History of The Boy Scouts of America - Early Controversies

Early Controversies

The original handbook used a lot of material from Baden-Powell's handbook. The comments on loyalty to employers concerned the labor unions– the Industrial Workers of the World in Portland, Oregon protested loudly during the 1912 tour. These comments were removed from the 1911 edition and West made much of the labor positions of the rival American Boy Scouts.

Protests over the inclusion of African Americans arose early in the program. When Boyce departed, he turned the Boy Scout corporation over to the members of the Executive Board with the stipulation that the Boy Scouts would not discriminate on the basis of race or creed. The BSA established the position that African Americans should be included, but that local communities should follow the same policies that they followed in the school systems. Thus, much of the American South as well as many major northern communities had segregated programs with "colored troops" until the late 1940s. Some troops in the South threatened to leave BSA and burn their uniforms if African American Scouts were permitted, but West was key in overcoming those obstacles.

Since the BSA had early and enduring ties with the YMCA, a firmly Protestant organization, the Catholic church forbade their boys to join. The Catholics accepted the BSA in 1913, but troops would be Catholic only under Catholic adult leadership. Later that year, The Church of Jesus Christ of Latter-day Saints affiliated their Mutual Improvement Association with the BSA with similar restrictions.

In the years before World War I, pacifism and patriotism often came into conflict, and the BSA was sometimes in the middle. Some thought that the BSA was too militaristic, especially as characterized by their military style uniforms and discipline, while others felt that the BSA was unpatriotic in their stance against military training. In 1912, a member of another organization, the American Boy Scouts, shot another boy with a rifle. West quickly distanced the BSA from the ABS program and any military training or discipline. He refused to allow the BSA Supply group to sell the Remington rifle endorsed by the ABS and de-emphasized the Marksmanship merit badge. The National Rifle Association lobbied the Executive Board to issue the badge. In 1914, Colonel Leonard Wood resigned from the Board after a pacifistic article was published in Boys' Life that he considered to be "almost treasonable". Eventually, the rhetoric calmed down, and the BSA began to issue the Marksmanship merit badge. On the issue of militarism and Scouting, Baden-Powell said he had seen enough of war and that "...the boys should be kept away from the idea that they are being trained so that some day they might fight for their country. It is not war Scouting that is needed now, but peace Scouting." Baden-Powell also thought the BSA was too bureaucratic.

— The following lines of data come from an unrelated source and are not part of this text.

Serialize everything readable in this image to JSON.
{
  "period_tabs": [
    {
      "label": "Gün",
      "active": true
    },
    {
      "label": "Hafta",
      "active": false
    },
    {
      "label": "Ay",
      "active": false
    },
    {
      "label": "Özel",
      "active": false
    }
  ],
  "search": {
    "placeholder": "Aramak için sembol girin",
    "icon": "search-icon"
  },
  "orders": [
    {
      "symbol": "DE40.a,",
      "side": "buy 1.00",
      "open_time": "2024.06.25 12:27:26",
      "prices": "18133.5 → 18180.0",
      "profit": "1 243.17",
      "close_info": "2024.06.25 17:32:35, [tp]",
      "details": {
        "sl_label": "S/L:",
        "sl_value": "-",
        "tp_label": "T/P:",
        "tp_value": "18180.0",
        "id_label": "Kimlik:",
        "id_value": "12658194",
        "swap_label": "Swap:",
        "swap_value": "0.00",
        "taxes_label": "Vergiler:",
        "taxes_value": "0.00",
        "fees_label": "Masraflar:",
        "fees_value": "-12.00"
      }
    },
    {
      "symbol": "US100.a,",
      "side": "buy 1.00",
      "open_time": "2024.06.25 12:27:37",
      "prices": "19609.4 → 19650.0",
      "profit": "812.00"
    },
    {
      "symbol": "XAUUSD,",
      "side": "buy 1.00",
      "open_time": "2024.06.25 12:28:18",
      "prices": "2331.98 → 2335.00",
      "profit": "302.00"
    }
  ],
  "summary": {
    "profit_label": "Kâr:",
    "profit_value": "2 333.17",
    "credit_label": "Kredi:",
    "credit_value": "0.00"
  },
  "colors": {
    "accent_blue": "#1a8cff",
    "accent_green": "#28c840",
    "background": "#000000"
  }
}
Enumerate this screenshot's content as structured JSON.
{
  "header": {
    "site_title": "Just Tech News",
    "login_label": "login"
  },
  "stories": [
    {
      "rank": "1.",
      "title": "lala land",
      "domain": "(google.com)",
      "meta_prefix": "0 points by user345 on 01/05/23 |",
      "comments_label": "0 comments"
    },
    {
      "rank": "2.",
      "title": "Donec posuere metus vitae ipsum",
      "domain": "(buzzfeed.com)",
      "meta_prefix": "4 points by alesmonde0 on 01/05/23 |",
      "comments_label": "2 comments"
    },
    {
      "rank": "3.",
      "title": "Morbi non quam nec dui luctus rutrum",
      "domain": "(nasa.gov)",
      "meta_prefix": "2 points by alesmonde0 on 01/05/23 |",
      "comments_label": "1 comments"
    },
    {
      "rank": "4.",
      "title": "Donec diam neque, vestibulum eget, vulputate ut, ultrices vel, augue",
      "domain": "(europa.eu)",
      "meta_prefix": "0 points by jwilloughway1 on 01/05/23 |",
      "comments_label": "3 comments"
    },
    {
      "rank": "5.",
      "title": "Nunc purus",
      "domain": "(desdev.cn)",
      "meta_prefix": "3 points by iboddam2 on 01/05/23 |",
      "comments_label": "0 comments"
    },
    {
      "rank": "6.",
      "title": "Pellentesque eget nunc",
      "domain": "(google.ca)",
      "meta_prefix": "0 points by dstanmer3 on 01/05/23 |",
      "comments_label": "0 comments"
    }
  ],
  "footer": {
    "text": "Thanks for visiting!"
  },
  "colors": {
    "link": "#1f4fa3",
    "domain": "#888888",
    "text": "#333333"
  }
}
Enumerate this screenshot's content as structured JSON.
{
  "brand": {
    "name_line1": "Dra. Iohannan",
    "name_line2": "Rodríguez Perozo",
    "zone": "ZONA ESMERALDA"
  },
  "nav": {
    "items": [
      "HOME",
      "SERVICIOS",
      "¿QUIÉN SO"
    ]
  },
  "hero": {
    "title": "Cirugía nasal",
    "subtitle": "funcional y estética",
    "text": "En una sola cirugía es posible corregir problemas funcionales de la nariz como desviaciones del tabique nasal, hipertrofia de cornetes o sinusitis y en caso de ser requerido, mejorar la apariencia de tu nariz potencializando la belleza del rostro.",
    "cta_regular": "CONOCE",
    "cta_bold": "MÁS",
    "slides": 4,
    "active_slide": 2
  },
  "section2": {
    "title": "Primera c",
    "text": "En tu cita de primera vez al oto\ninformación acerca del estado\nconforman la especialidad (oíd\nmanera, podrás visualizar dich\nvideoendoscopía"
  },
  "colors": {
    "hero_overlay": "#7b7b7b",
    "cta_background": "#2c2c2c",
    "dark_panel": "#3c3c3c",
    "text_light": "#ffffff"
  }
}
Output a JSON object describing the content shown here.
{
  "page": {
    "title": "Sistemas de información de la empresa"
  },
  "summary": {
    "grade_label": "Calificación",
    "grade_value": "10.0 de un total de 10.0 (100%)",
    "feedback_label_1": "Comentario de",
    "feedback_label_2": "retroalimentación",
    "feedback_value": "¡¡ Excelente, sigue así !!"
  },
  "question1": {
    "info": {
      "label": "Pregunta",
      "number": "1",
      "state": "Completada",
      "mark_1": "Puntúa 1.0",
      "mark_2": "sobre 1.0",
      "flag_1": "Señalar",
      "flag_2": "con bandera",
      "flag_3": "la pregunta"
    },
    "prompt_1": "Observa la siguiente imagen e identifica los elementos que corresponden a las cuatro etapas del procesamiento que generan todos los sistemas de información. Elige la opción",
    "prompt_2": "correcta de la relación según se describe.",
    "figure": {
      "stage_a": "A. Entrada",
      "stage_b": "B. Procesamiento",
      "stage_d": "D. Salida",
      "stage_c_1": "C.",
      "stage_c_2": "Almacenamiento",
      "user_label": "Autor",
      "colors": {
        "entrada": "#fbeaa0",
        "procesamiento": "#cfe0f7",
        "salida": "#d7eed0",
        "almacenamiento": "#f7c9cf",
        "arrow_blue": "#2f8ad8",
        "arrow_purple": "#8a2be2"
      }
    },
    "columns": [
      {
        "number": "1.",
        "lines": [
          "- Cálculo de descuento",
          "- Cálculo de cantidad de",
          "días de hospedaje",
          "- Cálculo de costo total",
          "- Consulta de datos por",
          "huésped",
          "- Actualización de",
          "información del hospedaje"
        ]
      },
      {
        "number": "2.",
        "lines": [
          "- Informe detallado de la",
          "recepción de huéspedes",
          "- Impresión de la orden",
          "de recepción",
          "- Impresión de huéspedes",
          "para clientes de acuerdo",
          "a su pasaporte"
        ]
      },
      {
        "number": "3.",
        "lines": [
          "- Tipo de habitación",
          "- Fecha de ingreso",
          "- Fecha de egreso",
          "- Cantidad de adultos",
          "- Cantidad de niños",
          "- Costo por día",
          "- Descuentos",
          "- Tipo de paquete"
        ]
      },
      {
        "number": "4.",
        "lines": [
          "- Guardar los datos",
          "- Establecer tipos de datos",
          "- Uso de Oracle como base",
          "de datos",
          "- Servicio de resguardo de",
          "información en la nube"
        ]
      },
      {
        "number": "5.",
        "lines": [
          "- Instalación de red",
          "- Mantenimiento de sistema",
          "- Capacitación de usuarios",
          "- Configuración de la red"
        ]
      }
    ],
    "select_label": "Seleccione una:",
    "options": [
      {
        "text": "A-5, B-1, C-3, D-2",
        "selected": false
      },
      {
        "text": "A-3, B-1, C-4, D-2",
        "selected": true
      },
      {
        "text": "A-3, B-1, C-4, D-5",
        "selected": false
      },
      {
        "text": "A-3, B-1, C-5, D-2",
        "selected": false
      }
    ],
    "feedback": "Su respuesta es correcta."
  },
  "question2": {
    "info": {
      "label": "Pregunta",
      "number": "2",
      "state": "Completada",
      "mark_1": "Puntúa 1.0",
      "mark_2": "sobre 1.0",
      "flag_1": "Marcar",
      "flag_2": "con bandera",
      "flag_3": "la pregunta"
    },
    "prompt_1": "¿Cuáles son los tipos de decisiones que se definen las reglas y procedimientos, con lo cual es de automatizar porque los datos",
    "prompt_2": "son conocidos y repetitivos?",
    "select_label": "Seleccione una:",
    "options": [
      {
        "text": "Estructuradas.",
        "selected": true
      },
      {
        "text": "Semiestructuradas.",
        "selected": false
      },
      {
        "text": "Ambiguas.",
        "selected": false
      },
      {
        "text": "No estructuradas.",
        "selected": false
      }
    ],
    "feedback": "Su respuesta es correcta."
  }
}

The original use of the fleur-de-lis as an emblem was repugnant to some pacifist organizations who thought it a symbol of war. Beard added the eagle to the symbol and associated it with the compass rose. This was another conflict between Beard and Seton, as Seton had pressed for a wolf on the Scout emblem and as the emblem of what became the Eagle Scout award.

As early as 1910, Beard and Seton had an argument over who was the founder of Scouting. Programs for boys had been advanced by Seton in 1902, Beard in 1905 and Baden-Powell in 1906. Since Baden-Powell had based parts of the program on Seton's work, Seton claimed to be the founder. By 1915, the conflicts between had escalated and in an attempt to defuse the situation, West began promoting the story of the Unknown Scout that emphasized Boyce as the founder of the BSA. Seton still had Canadian citizenship, and this chafed some in the BSA, including West who often referred to him as "our alien friend". The board did not re-elect Seton as Chief Scout in 1915 and he soon stopped publishing in Boys' Life. By early 1916, Seton was officially out of the BSA program, and most of his contributions were removed from the 1916 edition of the handbook. Seton later established the Woodcraft League based on his older works and claimed he had not actually merged them into the BSA.

Boyce had argued for a program to serve boys who could not participate in a troop because of time or location, but West was against any such a program. In 1915, Boyce incorporated the Lone Scouts of America (LSA) and invested all of his new boys as members and himself as the "Chief Totem". The BSA later formed the Pioneer Scouts in 1916 as an outreach to mostly rural areas with only moderate success. In 1924, the LSA merged into the BSA and was run as the Rural Scouting Division for the next decade.

West fiercely defended the use of the term Scout and the right to market Scouting merchandise. When the American Boy Scouts re-emerged as the United States Boy Scouts (USBS), West sued and won. The USBS renamed to the American Cadets but soon folded. The Salvation Army Life-Saving Scouts folded in the 1930s. By 1930, West claimed to have stopped 435 groups from unauthorized use of Scouting; this both the use as part of an organizational name and in the use of commercial products. When the Girl Guides of America started, West discouraged the program. West had earlier worked with Luther Gulick when the Camp Fire Girls were established and always considered them to be the sister program of the BSA. When the Girl Scouts refused to give up their name in 1918, West appealed to Baden-Powell with no results. Lou Henry Hoover became the president of the Girl Scouts in 1922 and First Lady in 1929; West stopped his campaign to rename the Girl Scouts.